The railway opened in 1908, with the main line between Dhoulpur and Bari, with branches to Tantpur and Sirmuttra radiating from the junction at Mohari. With the passage of time, roads have become the primary mode of transport, owing to better connectivity and faster speeds. But the train still soldiers on, well patronized by locals, who find the flat fare of Rs. 10 very attractive.
The sceptre of gauge conversion looms large on this line. But even in its twilight years, it manages to fulfil its purpose, while delighting the railway enthusiasts who manage to find their way to these parts.
The late morning service to Tantpur departs Dhoulpur station. A family of feral pigs, barely manages to escape being run over.
Almost every station is as atmospheric as Soorothee. The names still spelt with their Anglicized pronunciations
Passengers wait for the train at Mohari Jn. One of the last few Narrow Gauge junctions left in India.

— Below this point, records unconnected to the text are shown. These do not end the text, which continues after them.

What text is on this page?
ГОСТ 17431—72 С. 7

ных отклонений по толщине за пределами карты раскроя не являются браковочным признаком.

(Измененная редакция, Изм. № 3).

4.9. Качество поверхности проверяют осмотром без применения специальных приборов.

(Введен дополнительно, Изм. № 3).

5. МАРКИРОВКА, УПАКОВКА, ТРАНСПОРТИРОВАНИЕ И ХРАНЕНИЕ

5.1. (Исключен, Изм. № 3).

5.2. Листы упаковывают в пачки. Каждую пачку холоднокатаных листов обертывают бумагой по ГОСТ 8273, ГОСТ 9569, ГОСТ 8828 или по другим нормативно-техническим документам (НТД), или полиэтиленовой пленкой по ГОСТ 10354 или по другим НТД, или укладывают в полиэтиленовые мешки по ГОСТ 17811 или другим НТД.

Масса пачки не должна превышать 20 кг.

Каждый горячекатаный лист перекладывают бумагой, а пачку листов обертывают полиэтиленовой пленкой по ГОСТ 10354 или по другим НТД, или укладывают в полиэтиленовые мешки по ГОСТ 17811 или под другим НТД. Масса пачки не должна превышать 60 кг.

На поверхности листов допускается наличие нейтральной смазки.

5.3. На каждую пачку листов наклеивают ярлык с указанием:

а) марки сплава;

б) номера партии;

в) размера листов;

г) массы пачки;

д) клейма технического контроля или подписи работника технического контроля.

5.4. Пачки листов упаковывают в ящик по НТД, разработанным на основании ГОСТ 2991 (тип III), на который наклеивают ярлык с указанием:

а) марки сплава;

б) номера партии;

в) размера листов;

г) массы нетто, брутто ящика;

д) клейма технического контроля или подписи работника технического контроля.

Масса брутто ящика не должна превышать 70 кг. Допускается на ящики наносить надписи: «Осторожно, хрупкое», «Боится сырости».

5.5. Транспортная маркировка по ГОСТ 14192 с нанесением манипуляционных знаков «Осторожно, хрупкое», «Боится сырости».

The idiosyncrasies of the bureaucracy often bare themselves in the furthest corners. The line runs on a maximum fare of Rs. 10 for any station. Yet, if a passenger wishes to return his ticket, a standard charge of Rs. 30 is applicable.
I doubt, if a ticket was ever returned at this window.
A group of ladies take position to grab a seat as the train enters Mohari. Whatever be the setting, the colorful sarees of Rajasthani women always stand out.
The 5 coach train crosses the Parbati river on the outskirts of Mohari. The waters in these parts used to be some of the cleanest. But now plastic and garbage are beginning to choke these pristine streams.
Having arrived at Tantpur (which now falls in Uttar Pradesh), the driver’s assistant prepares to switch ends for the return to trip to Bari. The train will switch back again there, and make the run to Sirmuttra.
In the days of the maharajas, locomotive sheds often had ornate emblems depicting their names. Not so in the functional world of the modern Indian Railways.
The ageing heart of the beast. The locomotives are usually underpowered and overworked. So they are usually run with the doors open for that extra draught of air for cooling.
The run to Sirmuttra is dotted with stone quarries. The surplus is used to create boundary walls to demarcate the railway property from the private.
The end of the line at Sirmuttra – a nondescript town in a hard to find corner of the map. The filth of its bustling streets has spilt on to the railway station as well.
India is growing too fast to keep up with itself. The tiny railways are struggling more so. It is only a matter of time, before they are overtaken by modernity. The ubiquitous broad gauge – devoid of any character or charm.